Ay al día siguiente, pasado que fue aquel primer susto de repetirse la racha de viento del mar, que agitó todo aquel tablado, pero, en fin sopló y pasó, ay al día siguiente, volvamos a la exclamación y atentos a la fecha, diecisiete de noviembre de este año de gracia de mil setecientos diecisiete, se multiplicaron las pompas y ceremonias en el atrio desde las siete de la mañana, con un frío que partía las piedras, estaban reunidos los párrocos de todas las parroquias de alrededor, con sus clérigos y mucho pueblo, y está bien que se haya presentado esta ocasión de decirlo, para uso de los siglos y de las gacetas.

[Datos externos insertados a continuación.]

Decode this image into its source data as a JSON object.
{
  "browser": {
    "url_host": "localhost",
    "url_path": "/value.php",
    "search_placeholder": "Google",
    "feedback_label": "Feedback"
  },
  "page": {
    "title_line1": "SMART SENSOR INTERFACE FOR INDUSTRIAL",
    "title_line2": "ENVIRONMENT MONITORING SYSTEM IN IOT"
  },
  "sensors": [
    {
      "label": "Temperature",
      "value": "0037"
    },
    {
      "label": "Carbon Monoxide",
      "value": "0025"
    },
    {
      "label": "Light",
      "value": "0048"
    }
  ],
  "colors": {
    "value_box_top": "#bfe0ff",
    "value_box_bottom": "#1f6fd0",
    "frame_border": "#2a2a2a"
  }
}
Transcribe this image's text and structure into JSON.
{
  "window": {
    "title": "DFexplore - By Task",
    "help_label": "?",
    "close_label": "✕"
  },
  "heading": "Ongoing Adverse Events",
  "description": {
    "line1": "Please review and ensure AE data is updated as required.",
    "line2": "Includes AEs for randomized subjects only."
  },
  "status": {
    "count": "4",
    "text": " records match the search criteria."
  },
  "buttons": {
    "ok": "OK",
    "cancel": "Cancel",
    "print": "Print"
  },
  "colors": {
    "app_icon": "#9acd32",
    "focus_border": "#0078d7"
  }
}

Llegó el rey hacia las ocho y media, tomado ya el chocolate matinal, que se lo sirvió con sus propias manos el vizconde, y entonces se formó la procesión, delante sesenta y cuatro religiosos de la Arrábida, luego el clero del lugar, la cruz patriarcal, seis hombres con hopas rojas, los músicos, capellanes con sobrepellices, gran copia de clérigos varios, un espacio libre preparando lo que seguía, y eran los canónigos de pluviales de tela blanca y otras bordadas, delante de cada uno sus criados nobles, detrás, sustentándoles las colas, los caudatorios, y atrás el patriarca con preciosos paramentos y mitra de mayor coste, adornada con piedras del Brasil, después el rey con su corte, juez y alcaldes del lugar, corregidor de la comarca, y gran número de gente, más de tres mil, si no se engañó quien cuidó de contarla, y todo esto por una simple piedra, por eso se juntó aquí un poder inmenso, clarines y timbales atronando los aires superiores e inferiores, y la tropa de caballería y de infantería, más la guardia alemana, y otra vez el pueblo, mucho pueblo, tanto pueblo que jamás en la villa de Mafra se había visto ayuntamiento tal, pero, no cabiendo todos en la iglesia, entran los grandes, y de los pequeños sólo los que caben y tuvieron artes de colarse, antes hicieron los soldados salvas de ordenanza, ocurría esto aún por la mañana, se había serenado otra vez el viento fuerte, y el que corría era sólo una brisa que ondeaba las banderas y las faldas de las mujeres, vientecillo fresco propio de la estación, pero los corazones ardían de pura fe, exultaban las almas, y si, de tan extenuadas, algunas voluntades querían ya retirarse de los cuerpos, venía Blimunda y no se perdían ni subían a las estrellas.